Wishing you all the best of luck.
 
I'm so sorry. And I feel the same way. Some details are different, but overall, the same basic message. And I have to leave work in an hour to get an ultra-sound on my pelvic region so I have a ton of work to do. Maybe I will write from the doctor's office waiting room.

My second home.
 
Thanks guys, your replies mean a lot. It always helps to know someone is on the same page and understands where you're coming from.

I am trying to stay positive and remain as stressed free as possible. I am looking at all my options regarding employment and my health and am hoping to make some major changes in the very near future.

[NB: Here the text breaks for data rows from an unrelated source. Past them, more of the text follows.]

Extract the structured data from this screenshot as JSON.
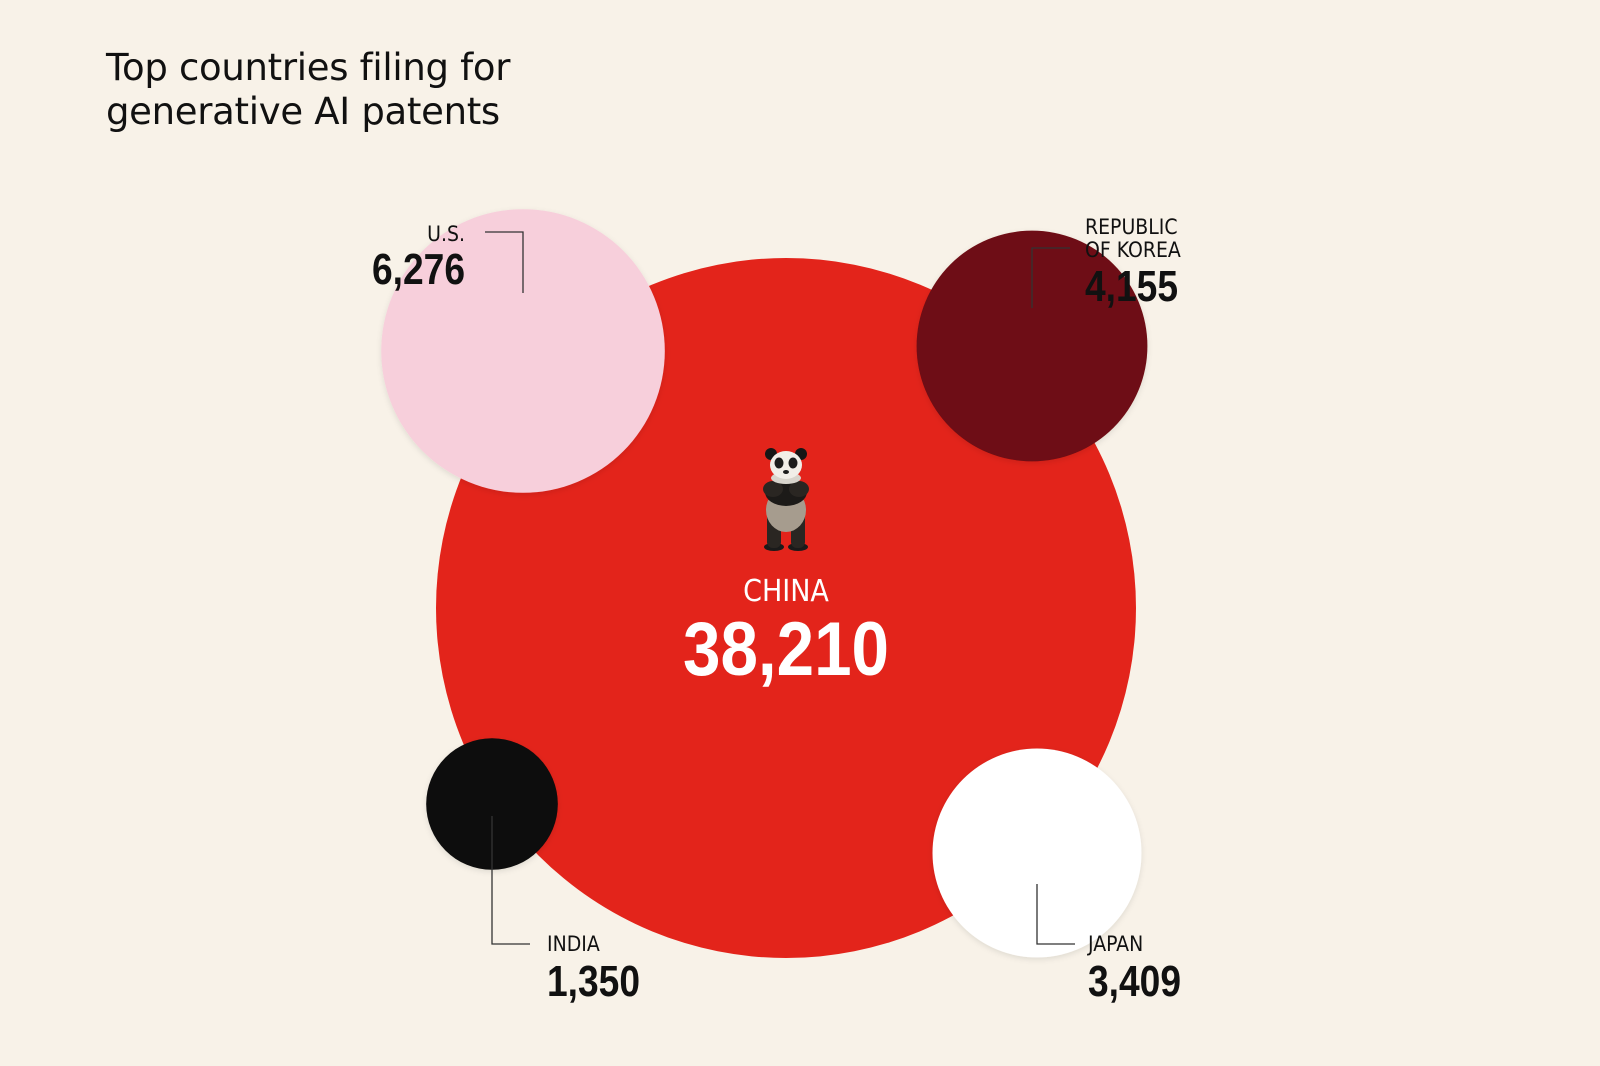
{
  "chart_data": {
    "type": "bubble",
    "title_lines": [
      "Top countries filing for",
      "generative AI patents"
    ],
    "series": [
      {
        "name": "CHINA",
        "name_lines": [
          "CHINA"
        ],
        "value": 38210,
        "value_label": "38,210",
        "color": "#e3241b",
        "icon": "panda-icon"
      },
      {
        "name": "U.S.",
        "name_lines": [
          "U.S."
        ],
        "value": 6276,
        "value_label": "6,276",
        "color": "#f7cfdb"
      },
      {
        "name": "REPUBLIC OF KOREA",
        "name_lines": [
          "REPUBLIC",
          "OF KOREA"
        ],
        "value": 4155,
        "value_label": "4,155",
        "color": "#6e0b12"
      },
      {
        "name": "JAPAN",
        "name_lines": [
          "JAPAN"
        ],
        "value": 3409,
        "value_label": "3,409",
        "color": "#ffffff"
      },
      {
        "name": "INDIA",
        "name_lines": [
          "INDIA"
        ],
        "value": 1350,
        "value_label": "1,350",
        "color": "#0a0a0a"
      }
    ]
  }
}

Once again, thanks for taking the time to read my rant and give me some hope :)
 
It means a lot to me too, having this forum here. Over the last month, without it I may have needed to make an admission statement at the patch ward. I figure something along the lines of, 'I just need a job where I can work in my head, because I can always work in my head.'

I know it wouldn't solve everything, but if I could find a different job the overall effect would be profound. Yesterday I was again forced to use vacation for something I ought not have been forced to because of the amount of unpaid time I've taken off this year (60 hours). All from being sick. It's like being punished for being sick. I just wanted to be able to save my remaining two days of vacation for another time later in the year when I hit a flare or something and miss a more substantial amount of time in order to soften the blow on my paycheck.

Sometimes I feel like I am about one second away from tugging on strangers' sleeves and asking for help like a child.